Last night began the committee work, where each delegate is assigned to a committee to process one or more resolutions before they're brought to the floor. My committee had some changes to the UCC Constitution and Bylaws, and while there was the predictable haggling over grammar and word choices, we had a fairly calm--albeit long--evening that actually saw the completion of our work. Hence, my morning today is freed up for me to hijack one of the computers in the exhibit hall to type this out.

Prior to the committee work was River City Saturday, where people were invited to attend a number of speakers, workshops, and performances in and around the convention center. Musicians performed at nearby Rosa Parks Park all morning and afternoon. I saw Barbara Brown Taylor in the morning (and got my copy of Leaving Church signed), heard Jim Wallis in the afternoon, and attended a workshop based on the book I Refuse to Lead a Dying Church later in the afternoon. It was a full day that culminated in the evening with a celebration of the ministry of John Thomas, our outgoing General Minister and President.

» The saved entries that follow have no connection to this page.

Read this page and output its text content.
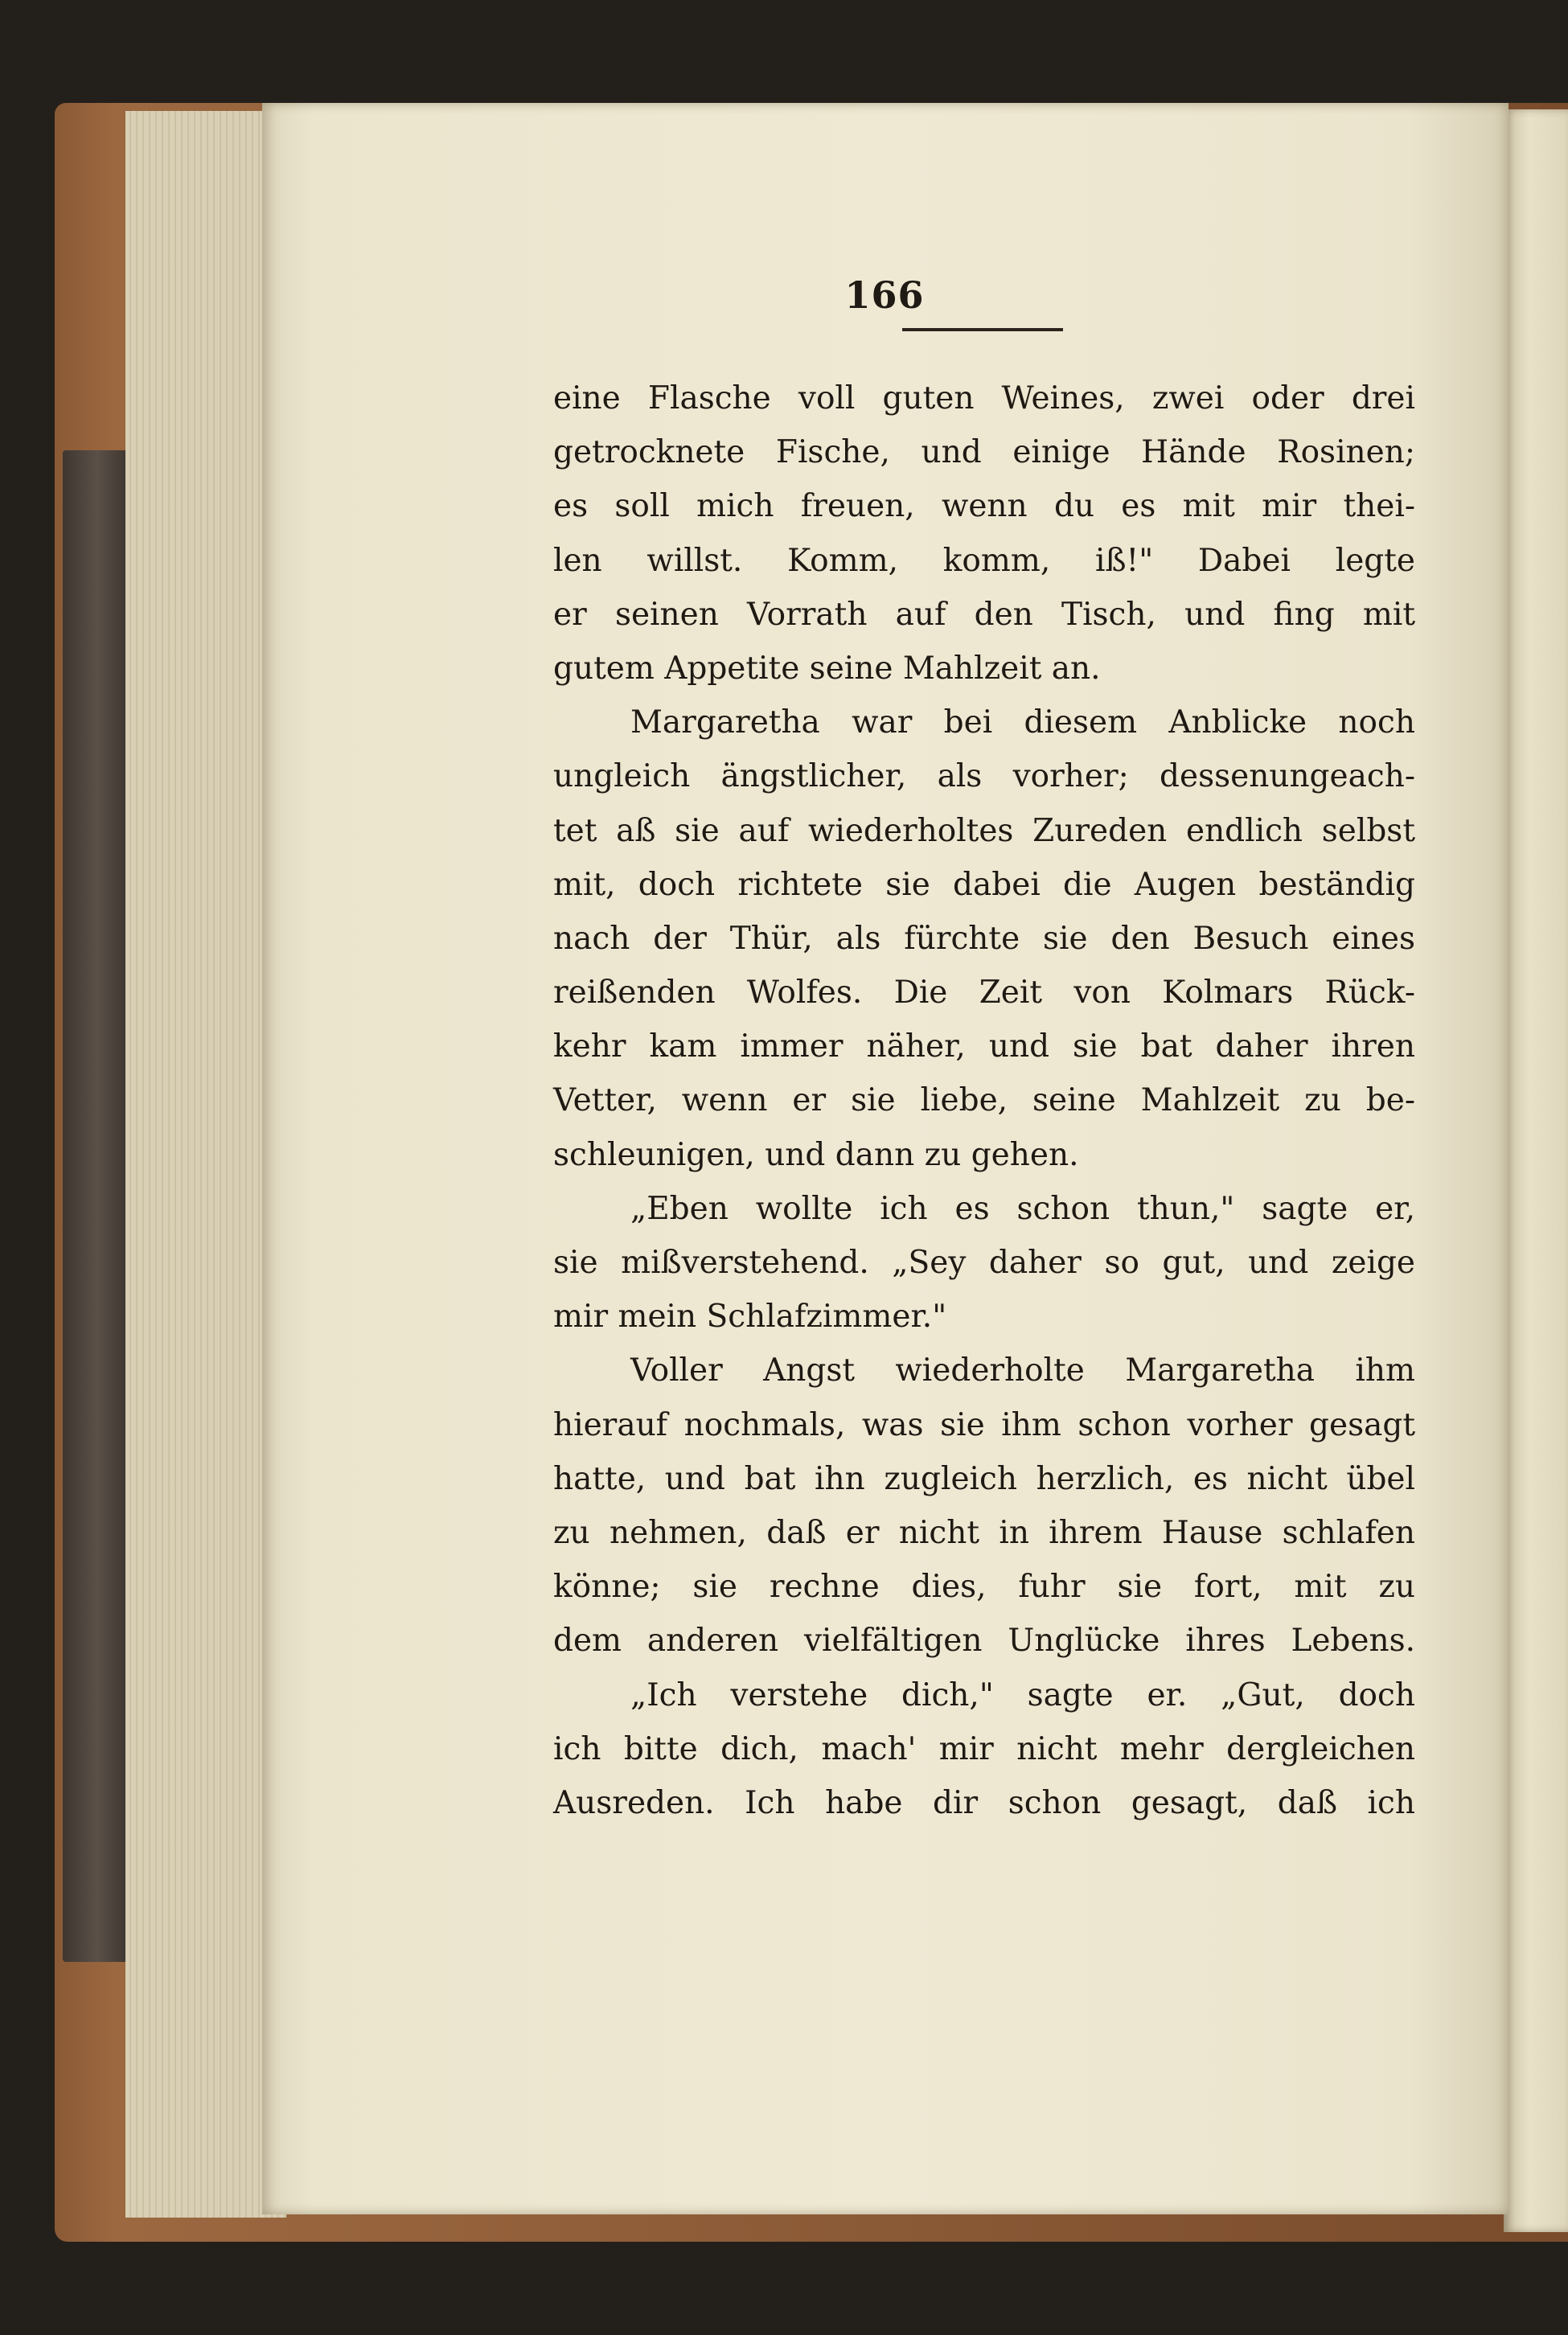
166
eine Flasche voll guten Weines, zwei oder drei
getrocknete Fische, und einige Hände Rosinen;
es soll mich freuen, wenn du es mit mir thei-
len willst. Komm, komm, iß!" Dabei legte
er seinen Vorrath auf den Tisch, und fing mit
gutem Appetite seine Mahlzeit an.
Margaretha war bei diesem Anblicke noch
ungleich ängstlicher, als vorher; dessenungeach-
tet aß sie auf wiederholtes Zureden endlich selbst
mit, doch richtete sie dabei die Augen beständig
nach der Thür, als fürchte sie den Besuch eines
reißenden Wolfes. Die Zeit von Kolmars Rück-
kehr kam immer näher, und sie bat daher ihren
Vetter, wenn er sie liebe, seine Mahlzeit zu be-
schleunigen, und dann zu gehen.
„Eben wollte ich es schon thun," sagte er,
sie mißverstehend. „Sey daher so gut, und zeige
mir mein Schlafzimmer."
Voller Angst wiederholte Margaretha ihm
hierauf nochmals, was sie ihm schon vorher gesagt
hatte, und bat ihn zugleich herzlich, es nicht übel
zu nehmen, daß er nicht in ihrem Hause schlafen
könne; sie rechne dies, fuhr sie fort, mit zu
dem anderen vielfältigen Unglücke ihres Lebens.
„Ich verstehe dich," sagte er. „Gut, doch
ich bitte dich, mach' mir nicht mehr dergleichen
Ausreden. Ich habe dir schon gesagt, daß ich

Yesterday morning were a series of "sacred conversations on race," which I mentioned a few posts down. The less I write about that, the better. I went, and was disappointed. More to follow if you really want to know.

In the afternoon was a huge worship celebration at which John Thomas preached. He included this illustration about witnessing baptisms in a river in Africa, where one native commented that they need to watch out for crocodiles whenever they do this. Rev. Thomas tied this into the Synod theme, "Immerse Yourself," and reflected on how afraid we in the UCC and in the mainline are often afraid of the crocodiles when called to immerse ourselves; afraid to share our faith and to completely immerse ourselves in what it means to follow Jesus. As much as people question whether he is being prophetic when speaking on more political issues, I've experienced him to be very prophetic when preaching to these moments, he provides a sort of counterbalance and reminds people that we shouldn't be patting ourselves on the back quite as much as we'd like.

Rev. Thomas did the same in his "farewell address" at the end of the celebration of his ministry. As much as he celebrated what he was able to do in office, he also acknowledged the shrinkage of the denomination and that he's not leaving the church in the state that he dreamed of.

There is more to do, but I was glad for the time to check in. I'll provide some further thoughts once I'm home.